I lifted one hand from Shelly, fingers trembling as I held them up. Five. Then added one more, uncertain. Six? Maybe five? The numbers felt slippery in my brain, hard to pin down when everything was filtered through this lens of needing-to-be-small.
"Six? Maybe five?" My voice came out tiny, matching how I felt. "Is that—is that okay?"
Shame tried to creep in at the edges, whispering about how fucked up this was, how no normal person regressed to childhood when stressed. But Tyson's face lit up with something soft and pleased, like I'd given him a gift instead of a burden.
"That's perfect. You're being so brave telling me." His movements were slow and deliberate as he picked up the juice box, giving me time to track what he was doing. No surprises. No sudden changes. Just steady, predictable care that made my chest loosen fraction by fraction.
The crinkle of the straw wrapper was loud in the quiet apartment. He freed the straw with practiced efficiency—had he done this before? For someone else? The thought made something small and jealous flare in my chest before his next words soothed it away.
"Never really taken care of someone who's little," he admitted, like he'd read my mind. "But I've been reading. Researching. Want to do this right for you."
He'd researched. This big, dangerous man had sat at his computer googling how to take care of littles because he wanted to do right by me. Fresh tears pricked my eyes but they were different from before. Softer. Warmer.
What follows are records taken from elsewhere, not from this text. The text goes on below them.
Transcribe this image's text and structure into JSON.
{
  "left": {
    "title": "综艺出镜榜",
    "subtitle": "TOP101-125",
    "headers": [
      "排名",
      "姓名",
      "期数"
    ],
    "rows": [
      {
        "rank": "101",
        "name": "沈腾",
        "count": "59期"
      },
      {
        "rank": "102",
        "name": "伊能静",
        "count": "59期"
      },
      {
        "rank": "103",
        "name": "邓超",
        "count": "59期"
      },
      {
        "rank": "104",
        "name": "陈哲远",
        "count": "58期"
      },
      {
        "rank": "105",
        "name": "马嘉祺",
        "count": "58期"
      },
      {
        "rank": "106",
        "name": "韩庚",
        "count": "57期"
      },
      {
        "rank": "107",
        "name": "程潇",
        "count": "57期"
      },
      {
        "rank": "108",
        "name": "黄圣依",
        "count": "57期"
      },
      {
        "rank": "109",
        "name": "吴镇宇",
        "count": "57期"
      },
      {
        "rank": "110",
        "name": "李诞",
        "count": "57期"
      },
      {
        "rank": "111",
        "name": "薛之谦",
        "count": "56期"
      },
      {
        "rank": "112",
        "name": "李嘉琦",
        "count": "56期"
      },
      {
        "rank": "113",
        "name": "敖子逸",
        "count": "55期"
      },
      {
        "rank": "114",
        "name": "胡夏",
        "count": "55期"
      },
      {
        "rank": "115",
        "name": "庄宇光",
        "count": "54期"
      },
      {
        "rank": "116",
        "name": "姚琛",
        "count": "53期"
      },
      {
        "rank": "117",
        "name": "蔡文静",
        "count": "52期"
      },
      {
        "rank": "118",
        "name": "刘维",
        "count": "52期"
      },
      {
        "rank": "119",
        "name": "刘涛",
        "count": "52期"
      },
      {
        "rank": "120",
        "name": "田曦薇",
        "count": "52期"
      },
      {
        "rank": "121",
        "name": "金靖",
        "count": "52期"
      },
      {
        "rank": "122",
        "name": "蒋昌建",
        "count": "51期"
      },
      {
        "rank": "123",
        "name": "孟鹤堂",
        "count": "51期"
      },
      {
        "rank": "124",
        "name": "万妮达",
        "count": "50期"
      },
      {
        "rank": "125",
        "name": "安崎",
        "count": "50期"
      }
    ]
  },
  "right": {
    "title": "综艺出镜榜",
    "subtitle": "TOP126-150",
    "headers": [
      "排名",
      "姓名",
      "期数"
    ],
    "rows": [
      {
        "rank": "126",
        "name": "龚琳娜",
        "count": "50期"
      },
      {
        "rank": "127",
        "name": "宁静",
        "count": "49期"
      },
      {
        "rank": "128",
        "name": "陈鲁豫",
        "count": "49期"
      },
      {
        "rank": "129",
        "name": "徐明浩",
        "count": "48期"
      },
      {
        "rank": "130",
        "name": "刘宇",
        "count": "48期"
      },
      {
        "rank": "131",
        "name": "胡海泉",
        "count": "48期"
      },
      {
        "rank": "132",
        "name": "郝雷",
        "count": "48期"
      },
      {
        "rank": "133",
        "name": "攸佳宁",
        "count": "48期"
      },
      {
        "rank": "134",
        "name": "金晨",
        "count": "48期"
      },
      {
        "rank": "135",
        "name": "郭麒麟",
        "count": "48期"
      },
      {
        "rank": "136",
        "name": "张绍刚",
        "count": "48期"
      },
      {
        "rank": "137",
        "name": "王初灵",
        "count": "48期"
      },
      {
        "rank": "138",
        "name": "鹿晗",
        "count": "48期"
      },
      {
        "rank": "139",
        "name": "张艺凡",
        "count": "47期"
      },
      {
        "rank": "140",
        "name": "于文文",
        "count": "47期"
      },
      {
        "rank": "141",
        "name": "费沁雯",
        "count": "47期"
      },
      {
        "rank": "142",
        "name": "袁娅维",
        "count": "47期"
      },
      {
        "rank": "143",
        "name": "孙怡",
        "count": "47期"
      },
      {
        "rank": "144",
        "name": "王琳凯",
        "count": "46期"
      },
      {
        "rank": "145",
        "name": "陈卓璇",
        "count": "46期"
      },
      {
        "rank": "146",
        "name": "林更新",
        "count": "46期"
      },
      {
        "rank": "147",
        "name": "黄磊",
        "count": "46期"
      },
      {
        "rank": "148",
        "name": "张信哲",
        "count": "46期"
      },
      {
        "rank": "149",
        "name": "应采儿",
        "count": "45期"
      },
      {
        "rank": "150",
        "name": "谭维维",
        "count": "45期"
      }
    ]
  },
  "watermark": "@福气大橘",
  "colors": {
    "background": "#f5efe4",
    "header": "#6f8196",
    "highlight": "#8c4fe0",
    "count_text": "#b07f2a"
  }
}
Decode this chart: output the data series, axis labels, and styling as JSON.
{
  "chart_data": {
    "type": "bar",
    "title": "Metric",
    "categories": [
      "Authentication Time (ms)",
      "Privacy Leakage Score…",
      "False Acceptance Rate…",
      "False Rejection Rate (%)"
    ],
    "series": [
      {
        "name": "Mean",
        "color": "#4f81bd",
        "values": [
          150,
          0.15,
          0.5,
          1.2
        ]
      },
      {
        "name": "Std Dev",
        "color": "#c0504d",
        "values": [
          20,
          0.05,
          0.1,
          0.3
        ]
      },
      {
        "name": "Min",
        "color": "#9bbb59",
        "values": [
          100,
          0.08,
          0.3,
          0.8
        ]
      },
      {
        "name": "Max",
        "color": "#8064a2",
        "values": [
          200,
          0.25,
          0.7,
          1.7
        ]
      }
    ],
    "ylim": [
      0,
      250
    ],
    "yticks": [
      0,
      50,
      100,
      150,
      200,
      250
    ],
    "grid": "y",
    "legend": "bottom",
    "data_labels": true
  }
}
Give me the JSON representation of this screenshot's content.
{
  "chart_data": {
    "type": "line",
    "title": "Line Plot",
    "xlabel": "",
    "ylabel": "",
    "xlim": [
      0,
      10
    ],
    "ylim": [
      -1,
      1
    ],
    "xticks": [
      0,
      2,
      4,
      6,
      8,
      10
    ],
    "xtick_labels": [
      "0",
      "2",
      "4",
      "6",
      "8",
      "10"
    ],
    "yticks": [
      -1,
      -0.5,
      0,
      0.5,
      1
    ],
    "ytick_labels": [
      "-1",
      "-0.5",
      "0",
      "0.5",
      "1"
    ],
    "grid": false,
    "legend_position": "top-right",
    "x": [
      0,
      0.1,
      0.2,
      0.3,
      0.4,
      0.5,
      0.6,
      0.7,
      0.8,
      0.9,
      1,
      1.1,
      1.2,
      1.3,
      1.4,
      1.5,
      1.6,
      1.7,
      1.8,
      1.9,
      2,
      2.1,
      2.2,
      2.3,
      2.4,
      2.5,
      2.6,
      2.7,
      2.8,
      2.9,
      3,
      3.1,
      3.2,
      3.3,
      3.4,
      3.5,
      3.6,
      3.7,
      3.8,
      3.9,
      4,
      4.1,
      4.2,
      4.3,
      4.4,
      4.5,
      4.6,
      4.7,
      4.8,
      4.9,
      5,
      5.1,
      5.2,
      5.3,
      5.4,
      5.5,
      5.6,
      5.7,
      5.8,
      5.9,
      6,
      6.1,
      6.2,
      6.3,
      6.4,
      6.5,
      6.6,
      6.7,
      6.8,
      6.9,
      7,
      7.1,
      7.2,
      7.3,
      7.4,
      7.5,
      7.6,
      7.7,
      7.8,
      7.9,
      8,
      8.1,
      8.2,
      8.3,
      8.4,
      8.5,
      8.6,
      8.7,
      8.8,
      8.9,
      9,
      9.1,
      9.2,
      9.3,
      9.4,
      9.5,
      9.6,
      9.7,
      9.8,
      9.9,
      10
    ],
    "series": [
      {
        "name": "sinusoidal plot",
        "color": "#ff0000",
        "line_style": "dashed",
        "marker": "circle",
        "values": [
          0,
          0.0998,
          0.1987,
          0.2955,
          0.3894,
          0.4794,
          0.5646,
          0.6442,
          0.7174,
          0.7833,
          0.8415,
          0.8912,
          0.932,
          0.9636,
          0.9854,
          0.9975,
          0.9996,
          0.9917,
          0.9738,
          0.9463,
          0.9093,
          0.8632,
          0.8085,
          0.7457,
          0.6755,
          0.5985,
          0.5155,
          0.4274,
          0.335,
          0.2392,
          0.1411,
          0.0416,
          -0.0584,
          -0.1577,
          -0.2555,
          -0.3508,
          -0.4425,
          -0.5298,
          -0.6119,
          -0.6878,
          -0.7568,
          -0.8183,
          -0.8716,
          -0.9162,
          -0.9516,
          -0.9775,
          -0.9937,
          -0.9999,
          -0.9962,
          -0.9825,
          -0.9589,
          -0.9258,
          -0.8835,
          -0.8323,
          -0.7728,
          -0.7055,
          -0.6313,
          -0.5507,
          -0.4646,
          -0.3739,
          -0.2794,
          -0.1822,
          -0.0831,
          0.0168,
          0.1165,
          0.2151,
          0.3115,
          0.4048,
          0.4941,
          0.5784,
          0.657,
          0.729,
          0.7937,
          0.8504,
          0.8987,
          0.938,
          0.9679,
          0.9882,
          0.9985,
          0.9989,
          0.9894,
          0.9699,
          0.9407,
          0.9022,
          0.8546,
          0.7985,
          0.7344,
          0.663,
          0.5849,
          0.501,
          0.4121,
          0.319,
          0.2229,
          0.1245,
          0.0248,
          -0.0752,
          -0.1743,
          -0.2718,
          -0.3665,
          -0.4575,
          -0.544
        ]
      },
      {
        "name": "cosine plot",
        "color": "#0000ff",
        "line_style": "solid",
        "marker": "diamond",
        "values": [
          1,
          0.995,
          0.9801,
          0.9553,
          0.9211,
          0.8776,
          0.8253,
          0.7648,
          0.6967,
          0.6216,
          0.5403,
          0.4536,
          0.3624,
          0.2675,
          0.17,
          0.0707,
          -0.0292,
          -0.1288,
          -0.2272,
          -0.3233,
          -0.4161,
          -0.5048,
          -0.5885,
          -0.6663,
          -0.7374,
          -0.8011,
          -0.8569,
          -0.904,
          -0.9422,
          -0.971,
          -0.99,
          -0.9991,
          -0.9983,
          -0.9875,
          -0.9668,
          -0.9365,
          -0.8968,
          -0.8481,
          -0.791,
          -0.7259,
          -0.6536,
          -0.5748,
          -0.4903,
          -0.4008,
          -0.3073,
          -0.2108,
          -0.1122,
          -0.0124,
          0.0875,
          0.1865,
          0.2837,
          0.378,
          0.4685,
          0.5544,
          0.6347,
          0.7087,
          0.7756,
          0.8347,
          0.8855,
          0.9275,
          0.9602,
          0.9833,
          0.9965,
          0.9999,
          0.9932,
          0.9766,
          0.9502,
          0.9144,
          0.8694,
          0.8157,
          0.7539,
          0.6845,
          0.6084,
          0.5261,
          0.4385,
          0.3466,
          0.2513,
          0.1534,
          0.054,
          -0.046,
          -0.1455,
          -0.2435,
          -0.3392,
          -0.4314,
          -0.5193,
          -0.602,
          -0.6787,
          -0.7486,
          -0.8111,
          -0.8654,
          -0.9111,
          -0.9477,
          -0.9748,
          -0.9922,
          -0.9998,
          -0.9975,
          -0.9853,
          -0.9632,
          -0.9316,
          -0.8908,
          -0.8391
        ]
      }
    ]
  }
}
The straw slipped into the juice box with a satisfying little pop. He held it out to me, patient while I shifted General Sparkles to free one hand. The first sip of apple juice hit my tongue sweet and familiar, exactly right for how young I felt. Not wine or coffee or any of the grown-up drinks that lived in my fridge. Just simple apple juice that tasted like elementary school lunch boxes and easier times.
"Good girl," he murmured when I drank without prompting. "That's my sweet girl, taking care of yourself."